L’accordo, discusso personalmente tra Trump e Zuckerberg, prevede che i fondi vadano a sostegno della biblioteca presidenziale e coprano parte delle spese legali. La causa avrebbe avuto poche speranze di successo, ma ovviamente questo è secondario, quando in gioco ci sono altre questioni.
Intanto, in parallelo, anche Google è al centro di una delle più grandi battaglie legali della sua storia. Lo scorso agosto, il giudice federale Amit Mehta ha stabilito che l’azienda ha effettivamente costruito un monopolio nel mercato della ricerca online. La fase successiva del processo si aprirà sempre nei prossimi giorni, per decidere le conseguenze pratiche della decisione adottata un anno.Tra le ipotesi, c’è anche in questo caso quella più radicale: obbligare Google a cedere il controllo del browser Chrome.
Ma non è finita. Il Dipartimento di Giustizia ha avviato una seconda causa contro Google, questa volta per il monopolio nella pubblicità digitale: un settore da miliardi di dollari in cui la piattaforma è accusata di aver ottenuto un monopolio di fatto, grazie a una rete di servizi integrati (motore di ricerca, strumenti per inserzionisti, piattaforme di gestione).

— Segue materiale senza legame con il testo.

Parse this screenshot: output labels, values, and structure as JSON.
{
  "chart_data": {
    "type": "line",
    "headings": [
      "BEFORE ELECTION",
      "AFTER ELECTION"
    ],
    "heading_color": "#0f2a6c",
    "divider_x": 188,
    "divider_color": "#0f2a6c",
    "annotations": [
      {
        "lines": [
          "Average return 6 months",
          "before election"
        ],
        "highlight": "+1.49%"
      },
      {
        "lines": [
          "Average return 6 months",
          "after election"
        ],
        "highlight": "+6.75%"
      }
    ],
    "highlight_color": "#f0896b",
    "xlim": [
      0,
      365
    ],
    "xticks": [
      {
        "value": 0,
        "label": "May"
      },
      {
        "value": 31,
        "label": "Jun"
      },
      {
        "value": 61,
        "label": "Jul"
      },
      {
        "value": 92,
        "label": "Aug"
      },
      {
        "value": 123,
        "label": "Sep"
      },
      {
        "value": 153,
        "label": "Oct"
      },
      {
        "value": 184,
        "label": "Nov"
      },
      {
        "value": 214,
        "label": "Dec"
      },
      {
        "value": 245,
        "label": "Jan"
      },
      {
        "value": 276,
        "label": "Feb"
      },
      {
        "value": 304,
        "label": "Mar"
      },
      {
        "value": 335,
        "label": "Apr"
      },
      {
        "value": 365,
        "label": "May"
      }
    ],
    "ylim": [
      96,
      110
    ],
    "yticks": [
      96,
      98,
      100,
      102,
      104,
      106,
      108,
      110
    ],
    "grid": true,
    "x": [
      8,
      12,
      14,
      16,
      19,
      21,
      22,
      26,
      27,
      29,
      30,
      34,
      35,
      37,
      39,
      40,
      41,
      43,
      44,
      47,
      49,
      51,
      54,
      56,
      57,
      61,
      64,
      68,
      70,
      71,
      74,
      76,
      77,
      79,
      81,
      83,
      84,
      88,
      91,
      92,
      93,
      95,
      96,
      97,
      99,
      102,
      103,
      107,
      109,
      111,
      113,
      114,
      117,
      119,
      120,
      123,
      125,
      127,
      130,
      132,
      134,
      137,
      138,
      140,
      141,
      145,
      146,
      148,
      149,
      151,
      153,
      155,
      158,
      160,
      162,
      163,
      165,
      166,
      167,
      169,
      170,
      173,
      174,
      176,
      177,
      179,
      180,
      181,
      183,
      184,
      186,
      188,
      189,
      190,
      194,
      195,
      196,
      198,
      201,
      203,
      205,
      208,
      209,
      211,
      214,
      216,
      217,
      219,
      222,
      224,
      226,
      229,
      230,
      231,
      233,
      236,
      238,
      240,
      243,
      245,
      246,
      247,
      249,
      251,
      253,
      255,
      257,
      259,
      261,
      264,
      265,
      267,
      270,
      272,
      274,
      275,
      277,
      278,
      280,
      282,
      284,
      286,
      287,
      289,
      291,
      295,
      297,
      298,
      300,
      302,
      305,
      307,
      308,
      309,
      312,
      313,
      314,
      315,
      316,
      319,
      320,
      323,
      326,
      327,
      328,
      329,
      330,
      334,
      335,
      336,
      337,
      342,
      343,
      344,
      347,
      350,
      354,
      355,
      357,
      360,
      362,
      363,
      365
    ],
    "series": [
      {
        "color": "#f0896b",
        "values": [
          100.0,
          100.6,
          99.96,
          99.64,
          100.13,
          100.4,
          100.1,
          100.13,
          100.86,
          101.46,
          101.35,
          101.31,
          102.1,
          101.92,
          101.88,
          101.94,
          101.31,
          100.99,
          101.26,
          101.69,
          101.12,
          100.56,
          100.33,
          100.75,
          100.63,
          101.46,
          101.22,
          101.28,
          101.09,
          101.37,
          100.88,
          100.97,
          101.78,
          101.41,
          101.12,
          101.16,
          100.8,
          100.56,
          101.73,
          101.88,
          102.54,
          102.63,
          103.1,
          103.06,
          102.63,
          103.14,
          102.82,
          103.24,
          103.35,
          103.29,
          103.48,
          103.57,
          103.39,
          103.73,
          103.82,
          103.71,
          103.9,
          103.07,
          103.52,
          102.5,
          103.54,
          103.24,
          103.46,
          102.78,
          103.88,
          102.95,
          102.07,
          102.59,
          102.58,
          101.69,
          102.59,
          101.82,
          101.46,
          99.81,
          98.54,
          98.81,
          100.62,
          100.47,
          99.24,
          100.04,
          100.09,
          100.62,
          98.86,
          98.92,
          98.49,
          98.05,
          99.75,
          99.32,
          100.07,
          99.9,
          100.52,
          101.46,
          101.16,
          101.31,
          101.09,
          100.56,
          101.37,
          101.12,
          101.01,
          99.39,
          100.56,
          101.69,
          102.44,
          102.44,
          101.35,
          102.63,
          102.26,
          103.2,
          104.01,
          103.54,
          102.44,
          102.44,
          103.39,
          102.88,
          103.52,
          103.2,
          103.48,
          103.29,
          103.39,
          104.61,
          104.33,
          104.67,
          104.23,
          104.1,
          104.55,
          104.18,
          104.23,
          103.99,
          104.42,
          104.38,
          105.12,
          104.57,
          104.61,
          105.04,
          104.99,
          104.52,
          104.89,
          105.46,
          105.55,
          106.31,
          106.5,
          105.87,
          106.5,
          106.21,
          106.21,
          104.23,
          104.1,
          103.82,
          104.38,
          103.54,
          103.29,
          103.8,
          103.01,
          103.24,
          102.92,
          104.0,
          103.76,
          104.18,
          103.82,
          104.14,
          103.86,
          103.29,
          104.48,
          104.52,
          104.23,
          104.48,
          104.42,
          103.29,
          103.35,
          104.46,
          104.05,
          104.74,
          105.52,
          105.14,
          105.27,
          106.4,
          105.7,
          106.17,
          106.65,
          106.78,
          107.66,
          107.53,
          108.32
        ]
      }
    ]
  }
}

Amazon è invece nel mirino della Ftc per pratiche anticoncorrenziali sul fronte e-commerce. Microsoft potrebbe rispondere per il suo ruolo crescente nel settore dell’intelligenza artificiale, in particolare per la partnership con OpenAi (la madre di ChatGpt).
In tutti questi casi sembra esserci sempre un unico retroterra: la volontà di limitare il potere dei colossi digitali. Resta da capire cosa vorrà fare Trump, mentre i giganti continuano a inchinarsi al suo cospetto.